Azerbaycan ordusunun, 44 gün içerisinde parlak bir zafer kazanarak Ermenistan’ı mağlup ettiğine işaret eden Aliyev, "Bu 44 günün her günü bizim şanlı tarihimizdir. Azerbaycan ordusu sadece bir amaçla savaştı, o da işgalin son bulmasıydı." diye konuştu.
Azerbaycan’ın, 30 yıla yakın işgal altında yaşadığını hatırlatan Aliyev, "Ermenistan’ın agresif siyaseti 80’lı yılların sonlarında başlamıştır. O dönem Ermenistan topraklarında yaşayan 100 binlerce Azerbaycanlı, öz topraklarından sürüldü. Bizim halkımız bu topraklarda asırlar boyunca yaşadı fakat Ermenistan yönetimi yüz binlerce Azerbaycanlıyı topraklarından mahrum bırakmıştır." ifadelerini kullandı.

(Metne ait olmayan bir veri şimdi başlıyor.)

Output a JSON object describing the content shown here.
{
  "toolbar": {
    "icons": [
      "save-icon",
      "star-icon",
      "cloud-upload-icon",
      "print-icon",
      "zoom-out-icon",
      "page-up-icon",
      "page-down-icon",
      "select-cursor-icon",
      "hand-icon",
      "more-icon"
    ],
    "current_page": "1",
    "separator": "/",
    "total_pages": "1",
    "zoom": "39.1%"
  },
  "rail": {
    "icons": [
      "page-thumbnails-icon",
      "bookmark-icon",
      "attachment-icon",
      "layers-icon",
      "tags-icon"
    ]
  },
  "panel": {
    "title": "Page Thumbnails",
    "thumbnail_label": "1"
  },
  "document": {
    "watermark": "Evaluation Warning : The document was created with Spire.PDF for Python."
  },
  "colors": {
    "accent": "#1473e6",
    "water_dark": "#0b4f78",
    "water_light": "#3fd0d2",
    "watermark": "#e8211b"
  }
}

Aliyev, benzer olayların Dağlık Karabağ’da da yaşandığına dikkati çekerek "Ermenistan tarafı, Azerbaycan halkına karşı katliam yaptı. Hocalı Soykırımı’nı yaptı. Şuşa ve Laçin’in de işgal edilmesiyle, Ermenistan ile Dağlık Karabağ arasında coğrafi bağlantı kurulmuştur." dedi.
Ermenistan’ın attığı gayrimeşru adımları uluslararası kamuoyunda yıllarca dile getirdiklerini anlatan Aliyev, şöyle devam etti:
2003’te cumhurbaşkanı seçildiğinde, Azerbaycan anayasasına ve Kuran-ı Kerim’e el basarak Azerbaycan’ın toprak bütünlüğünü koruyacağıma yemin ettiğini belirten Aliyev, "Bugün büyük bir gururlar Azerbaycan istediğini aldı, tarihi adaleti sağladı ve uluslararası hukuku temin etti." diye konuştu.
Aliyev, Ermenistan’ın özellikle son yıllarda tahribata yönelik adımlar attığını ve beyanatlarda bulunduğunu söyleyerek "Ermenistan yönetiminin hareketleri savaşı kaçınılmaz kıldı. Ermenistan yönetiminin zararlı ve tehlikeli beyanatları yüzünden müzakerelere son verildi. Bu konuda uluslararası kürsülerde dünyaya çağrılarda bulunduk. Ermenistan bu yılın temmuz ayında bize saldırılarda bulundu, Ermenistan yine topraklarımızı işgal etmek istedi. Ancak bunun cevabını verdik ve onları yerlerine oturttuk. Son olarak 27 Eylül’de şehirlerimiz, sivil yerleşim yerlerimiz topçu ateşlerine maruz kaldı. Biz de yeter artık dedik ve işgale son verme kararı aldık." ifadelerini kullandı.
Ermenistan’ın Karabağ’da 30 yıla yakın kurduğu savunmayı yararak ilerlediklerini kaydeden Aliyev, "Dağlık Karabağ’ın coğrafyası da Ermenistan tarafı için daha avantajlıydı. Büyük kahramanlık göstererek Azerbaycan askeri şerefli görevini yerine getirdi ve öz topraklarını işgalden kurtardı. Şuşa, Ermenistan’ın işgal ettiği ilk şehrimizdi ve işgalden kurtarılan sonuncu şehir oldu. Şuşa işgalden kurtarıldıktan sonra Ermenistan teslim oldu. Ermenistan ordusu diz çöktü ve toprak bütünlüğümüzü, savaş meydanında kazanarak sağladık. Düşmanı teslim olmaya mecbur bıraktık. Ermenistan 10 Kasım’da mağlubiyetini kabul ederek teslim olduğu bildiriye imza atmak zorunda kaldı. Bu da gösterir ki biz bu zaferi hem sahada hem de masada kazandık." değerlendirmesini yaptı.
Azerbaycan ordusu, tarihi görevini yerine getirdiğinin altını çizen Aliyev, sözlerini şöyle tamamladı:
"Ermenistan faşizmi tekrar başkaldırırsa, yine Azerbaycan’ın demir yumruğuyla karşılaşacak. Savaş sırasında Ermenistan ordusundan 10 binden fazla firari oldu, Azerbaycan ordusundan ise 1 tane bile olmadı. Yaralı askerlerimiz bile hala savaşmak istiyordu.
Bundan sonra Karabağ’ı tekrar inşa edeceğiz, buna irademiz ve imkanımız bulunmaktadır. Ermenistan yönetimi bir süre önce 'Karabağ Ermenistan’dır' demişti. Ben ise 'Karabağ Azerbaycan’dır' demiştim. Karabağ Azerbaycan’dır ve bugün dünya Karabağ’ın Azerbaycan’ın olduğunu gördü. Yaşasın Türkiye-Azerbaycan dostluğu."